С кем мы пойдем войной на Гиену?
Кто теперь вождь наш? Кто богатырь?
Сильный где, храбрый, быстрый Суворов?
Северны громы в гробе лежат.

Кто перед ратью будет, пылая,
Ездить на кляче, есть сухари;
В стуже и в зное меч закаляя,
Спать на соломе, бдеть до зари;
Тысячи воинств, стен и затворов;
С горстью россиян всё побеждать?

Быть везде первым в мужестве строгом,
Шутками зависть, злобу штыком,
Рок низлагать молитвой и Богом,
Скиптры давая, зваться рабом,
Доблестей быв страдалец единых,
Жить для царей, себя изнурять?

Нет теперь мужа в свете столь славна:
Полно петь песню военну, снигирь!
Бранна музыка днесь не забавна,
Слышен отвсюду томный вой лир;
Львиного сердца, крыльев орлиных
Нет уже с нами! — что воевать?

Суворов умер при Державине 6 мая 1800 года. Незадолго до смерти полководец спросил его:

Какую же ты мне напишешь эпитафию?

— По-моему, много слов не нужно, — ответил Державин. — Довольно сказать: здесь лежит Суворов.
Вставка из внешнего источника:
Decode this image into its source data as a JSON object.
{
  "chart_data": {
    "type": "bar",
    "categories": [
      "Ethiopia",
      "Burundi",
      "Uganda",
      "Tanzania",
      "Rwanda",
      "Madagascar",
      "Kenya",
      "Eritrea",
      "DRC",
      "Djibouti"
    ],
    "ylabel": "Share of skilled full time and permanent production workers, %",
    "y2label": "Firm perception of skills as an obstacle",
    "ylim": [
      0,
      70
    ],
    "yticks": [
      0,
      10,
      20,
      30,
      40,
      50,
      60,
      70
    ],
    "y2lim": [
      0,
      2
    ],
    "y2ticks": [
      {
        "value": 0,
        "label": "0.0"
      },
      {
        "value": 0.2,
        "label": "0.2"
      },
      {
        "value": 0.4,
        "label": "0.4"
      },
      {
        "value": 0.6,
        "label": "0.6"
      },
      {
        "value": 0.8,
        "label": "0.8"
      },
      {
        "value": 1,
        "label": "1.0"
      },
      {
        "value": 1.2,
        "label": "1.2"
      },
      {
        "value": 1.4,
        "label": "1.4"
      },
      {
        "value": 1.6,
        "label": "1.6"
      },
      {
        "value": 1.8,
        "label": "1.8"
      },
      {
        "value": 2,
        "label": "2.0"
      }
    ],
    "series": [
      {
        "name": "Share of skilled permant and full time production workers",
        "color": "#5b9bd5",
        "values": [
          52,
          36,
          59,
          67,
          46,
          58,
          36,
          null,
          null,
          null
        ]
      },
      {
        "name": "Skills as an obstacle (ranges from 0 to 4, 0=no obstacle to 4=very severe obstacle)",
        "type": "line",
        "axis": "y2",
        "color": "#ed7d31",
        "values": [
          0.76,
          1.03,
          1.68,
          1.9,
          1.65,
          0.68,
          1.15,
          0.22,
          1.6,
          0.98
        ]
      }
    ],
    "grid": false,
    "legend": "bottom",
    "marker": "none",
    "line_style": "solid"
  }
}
Собственную поэтическую эпитафию Гавриил Романович написал за 9 лет до смерти, - «Признание». Он называл его «объяснением на все свои сочинения:

Не умел я притворяться,
На святого походить,
Важным саном надуваться
И философа брать вид;
Я любил чистосердечье,
Думал нравиться лишь им,
Ум и сердце человечье
Были гением моим.
Если я блистал восторгом,
С струн моих огонь летел,
Не собой блистал я — Богом;
Вне себя я Бога пел.
Если звуки посвящались
Лиры моея царям, —
Добродетельми казались
Мне они равны богам.
Если за победы громки
Я венцы сплетал вождям, —
Думал перелить в потомки
Души их и их детям.
Если где вельможам властным
Смел я правду брякнуть в слух, —
Мнил быть сердцем беспристрастным
Им, царю, отчизне друг.
Если ж я и суетою
Сам был света обольщён, —
Признаюся, красотою
Быв пленённым, пел и жён.
Словом: жёг любви коль пламень,
Падал я, вставал в мой век.
Брось, мудрец! на гроб мой камень,
Если ты не человек.

Это поэтическое завещание. А последним шедевром стала неоконченная «Река времен». По сути, перед нами только первая строфа, написанная на аспидной доске. Стихотворение незакончено. Река времен течет в вечность. Что он хотел написать дальше? Этого не знает никто.

Река времен в своем стремленьи
Уносит все дела людей
И топит в пропасти забвенья
Народы, царства и царей.
А если что и остается
Чрез звуки лиры и трубы,
То вечности жерлом пожрется
И общей не уйдет судьбы.

Чрез звуки лиры и трубы… А не это ли лучшее определение поэзии Державина и вообще поэзии его эпохи?